A Witness to Turbulence

Born in 1960, Probir Gupta studied painting and mural design at the Government College of Art and Craft, Kolkata, graduating from the institution in 1981. In 1987 he pursued his love for painting at the prestigious Ecole Nationale Supérieure Des Beaux Arts, Paris.

Gupta was an art student during the Maoist uprising and this had a long lasting impact on the physiology of his art. His work does dwell on the noir such as terror, rebellion and oppression. The strong emotions experienced by those on either side of any conflict. Heavily leaning towards political content and activism, Gupta unapologetically aligns himself towards human rights issues for man’s constant struggle for justice and equality.


Kochi-Muziris Biennale 2018 : Probir Gupta
Artist Probir Gupta
image courtesy : www.fortkochi.net

Probir Gupta at Kochi Biennale

“The Wall As A Witness to Turbulence” at the TKM warehouse at the Kochi Biennale is a poignant reminder of all the terror and tragedy that it witnessed. It refers to news reports following the Muzzafarnagar riots of 2013, where women were raped behind walls. Probir Gupta’s metaphor extends to the inability of those in places of power who have also been mute spectators of crimes.

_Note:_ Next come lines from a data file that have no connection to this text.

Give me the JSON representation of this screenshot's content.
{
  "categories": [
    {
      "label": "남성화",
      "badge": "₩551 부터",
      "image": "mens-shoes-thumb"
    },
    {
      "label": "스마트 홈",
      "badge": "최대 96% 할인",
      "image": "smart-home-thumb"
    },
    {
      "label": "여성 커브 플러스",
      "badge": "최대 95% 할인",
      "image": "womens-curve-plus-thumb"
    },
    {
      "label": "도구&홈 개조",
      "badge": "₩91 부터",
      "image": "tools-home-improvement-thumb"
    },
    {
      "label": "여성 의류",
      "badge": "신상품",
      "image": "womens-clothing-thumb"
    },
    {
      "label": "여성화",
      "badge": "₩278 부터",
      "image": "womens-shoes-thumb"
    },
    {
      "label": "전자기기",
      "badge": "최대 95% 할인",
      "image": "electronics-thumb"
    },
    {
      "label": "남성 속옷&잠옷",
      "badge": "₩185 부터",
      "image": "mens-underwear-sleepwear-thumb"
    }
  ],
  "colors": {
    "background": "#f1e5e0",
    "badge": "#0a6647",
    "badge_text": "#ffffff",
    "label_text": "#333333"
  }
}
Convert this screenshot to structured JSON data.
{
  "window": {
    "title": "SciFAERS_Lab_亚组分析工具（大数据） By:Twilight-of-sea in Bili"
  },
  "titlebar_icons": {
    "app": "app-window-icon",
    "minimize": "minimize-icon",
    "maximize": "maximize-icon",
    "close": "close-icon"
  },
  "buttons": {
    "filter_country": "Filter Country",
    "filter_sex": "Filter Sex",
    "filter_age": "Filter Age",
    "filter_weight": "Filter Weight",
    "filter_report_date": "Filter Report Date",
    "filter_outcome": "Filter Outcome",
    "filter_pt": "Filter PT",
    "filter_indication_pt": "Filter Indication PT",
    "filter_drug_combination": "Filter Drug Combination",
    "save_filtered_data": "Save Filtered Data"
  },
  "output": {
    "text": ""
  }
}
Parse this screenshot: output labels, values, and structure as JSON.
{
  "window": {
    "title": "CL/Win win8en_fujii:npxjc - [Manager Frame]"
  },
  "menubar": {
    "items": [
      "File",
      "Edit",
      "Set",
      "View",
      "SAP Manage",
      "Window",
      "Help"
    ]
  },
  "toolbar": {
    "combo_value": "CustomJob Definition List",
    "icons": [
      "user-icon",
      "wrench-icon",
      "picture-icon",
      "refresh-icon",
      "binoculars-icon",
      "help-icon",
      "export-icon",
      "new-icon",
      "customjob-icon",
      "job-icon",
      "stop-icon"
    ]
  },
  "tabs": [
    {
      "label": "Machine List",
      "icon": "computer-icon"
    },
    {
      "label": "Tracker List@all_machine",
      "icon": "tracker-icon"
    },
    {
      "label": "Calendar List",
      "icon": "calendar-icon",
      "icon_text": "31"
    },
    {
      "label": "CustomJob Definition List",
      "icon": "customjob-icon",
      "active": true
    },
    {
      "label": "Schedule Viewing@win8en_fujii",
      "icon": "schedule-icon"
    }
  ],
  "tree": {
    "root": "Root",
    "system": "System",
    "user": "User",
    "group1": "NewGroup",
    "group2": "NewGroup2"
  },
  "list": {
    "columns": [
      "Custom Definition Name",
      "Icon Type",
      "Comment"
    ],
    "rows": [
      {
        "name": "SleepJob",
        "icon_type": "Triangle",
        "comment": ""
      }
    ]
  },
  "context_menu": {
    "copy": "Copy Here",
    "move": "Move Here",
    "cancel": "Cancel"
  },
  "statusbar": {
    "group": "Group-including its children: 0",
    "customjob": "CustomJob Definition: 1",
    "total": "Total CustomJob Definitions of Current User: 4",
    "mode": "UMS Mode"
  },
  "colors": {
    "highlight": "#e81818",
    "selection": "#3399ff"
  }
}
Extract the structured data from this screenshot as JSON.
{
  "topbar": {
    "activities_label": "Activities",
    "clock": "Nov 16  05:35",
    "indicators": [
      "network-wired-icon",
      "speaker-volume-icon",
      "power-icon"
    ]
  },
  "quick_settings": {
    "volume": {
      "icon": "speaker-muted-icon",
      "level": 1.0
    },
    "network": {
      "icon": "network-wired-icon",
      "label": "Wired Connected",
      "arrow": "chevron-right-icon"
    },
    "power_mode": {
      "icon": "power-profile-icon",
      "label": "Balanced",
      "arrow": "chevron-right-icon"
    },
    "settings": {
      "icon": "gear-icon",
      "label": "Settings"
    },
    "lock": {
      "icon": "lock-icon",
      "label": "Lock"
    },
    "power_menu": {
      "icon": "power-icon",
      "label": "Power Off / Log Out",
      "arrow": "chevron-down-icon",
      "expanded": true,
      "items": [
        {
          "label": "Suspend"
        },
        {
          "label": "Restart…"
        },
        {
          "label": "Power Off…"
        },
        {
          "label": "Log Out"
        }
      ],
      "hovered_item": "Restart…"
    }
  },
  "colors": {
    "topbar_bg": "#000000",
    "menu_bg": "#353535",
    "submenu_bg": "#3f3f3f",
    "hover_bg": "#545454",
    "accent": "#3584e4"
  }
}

Historically, women primarily bear the brunt of all political violence. “The hair becomes a blaring signifier of gender the work pertains to. It has always been considered the most beautiful accessory of a woman and in times of abuse becomes a tool to shame and torture the victim,” explains the 59-year-old.

‘Fresh Memories’ is another example of Probir’s works that speak of pulsating backgrounds. The image of the philosopher points towards the image of the Bamiyan Buddha which was a target of militant iconoclasm in contemporary geopolitics. Gupta refers to the massive 6th-century Gandhara art statues of central Afghanistan which the fundamentalist Taliban regime of Kabul destroyed in 2001.

Anita Dube’s exquisite curation of the Kochi Biennale is a journey of understanding displacement, turbulence and man in context to the largest canvas of all times – Life.